第99話一方その頃【神話の龍】
銀色に輝いて見えるほどの白い鱗と外殻を持ち、圧倒的な存在感を誇り、全ての生物の頂点…いや生物という枠を超えていると本能で分からされる…そんな生物が、今目の前にいる。
銀色に輝いて見えるほどに黒い鱗と外殻を持つ罪銀龍とはまるで対を成すような見た目…だけれど、その存在の前では罪銀龍ですらちっぽけに見える。
—————聖銀龍。
遥か昔…それこそ神話の頃から存在したと伝えられ、今もなお生き続けている正に生きる神。その圧倒的な存在を前にした私は一切動けなくなっていた。聖職者たちは自然に…そうするのが当たり前かの様に跪いてる。

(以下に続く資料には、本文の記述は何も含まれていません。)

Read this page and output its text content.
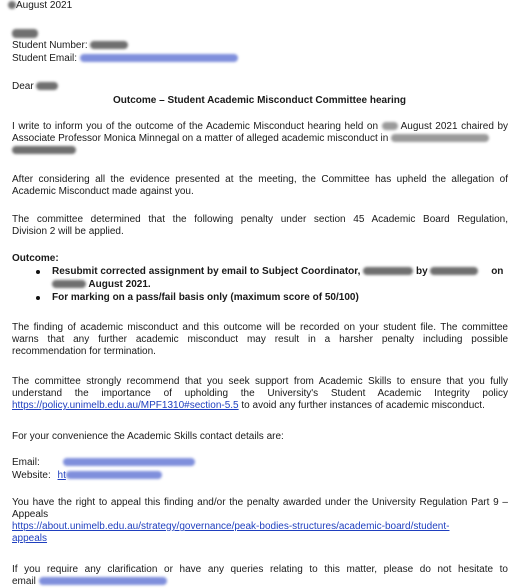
August 2021
Student Number:
Student Email:
Dear
Outcome – Student Academic Misconduct Committee hearing
I write to inform you of the outcome of the Academic Misconduct hearing held on August 2021 chaired by
Associate Professor Monica Minnegal on a matter of alleged academic misconduct in
After considering all the evidence presented at the meeting, the Committee has upheld the allegation of
Academic Misconduct made against you.
The committee determined that the following penalty under section 45 Academic Board Regulation,
Division 2 will be applied.
Outcome:
Resubmit corrected assignment by email to Subject Coordinator,	by	on
August 2021.
For marking on a pass/fail basis only (maximum score of 50/100)
The finding of academic misconduct and this outcome will be recorded on your student file. The committee
warns that any further academic misconduct may result in a harsher penalty including possible
recommendation for termination.
The committee strongly recommend that you seek support from Academic Skills to ensure that you fully
understand the importance of upholding the University's Student Academic Integrity policy
https://policy.unimelb.edu.au/MPF1310#section-5.5 to avoid any further instances of academic misconduct.
For your convenience the Academic Skills contact details are:
Email:
Website: ht
You have the right to appeal this finding and/or the penalty awarded under the University Regulation Part 9 –
Appeals
https://about.unimelb.edu.au/strategy/governance/peak-bodies-structures/academic-board/student-
appeals
If you require any clarification or have any queries relating to this matter, please do not hesitate to
email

罪銀龍ですら、神には及ばない…そう強く思わせる。罪銀龍を見た時、敵対してはいけない。死んでしまう…そう思ったが、聖銀龍を見た時は全身がひれ伏せと命令されてるかのように感じる。敵対なんて考えすら消去する様な…
これが、神…生きる伝説。いかに人間がちっぽけな存在かが思い知らされる。世界を支配するとかほざいてた何処ぞの第二皇子に見せたいくらいだ…
聖銀龍の存在に一瞬萎縮した罪銀龍だが、怒りの感情が強くて即座に聖銀龍に攻撃を仕掛ける。
前脚による切り付け…私はあれを耐えるだけでも精一杯。だが聖銀龍はスッと避けると、罪銀龍の首を噛んで離す事なく振り回し、遠くへと放り投げる。
そして地面へと不時着した罪銀龍を抑えつけるかのように聖銀龍は飛びかかるが…
『ダガアァァン』
そんな爆音の様な打撃音によって聖銀龍が若干仰け反る。…すごい、神と言われている聖銀龍に対抗をした。その抵抗の証だろうか、黒い鱗と、青い氷のような破片がこちらにパラパラと飛んできた。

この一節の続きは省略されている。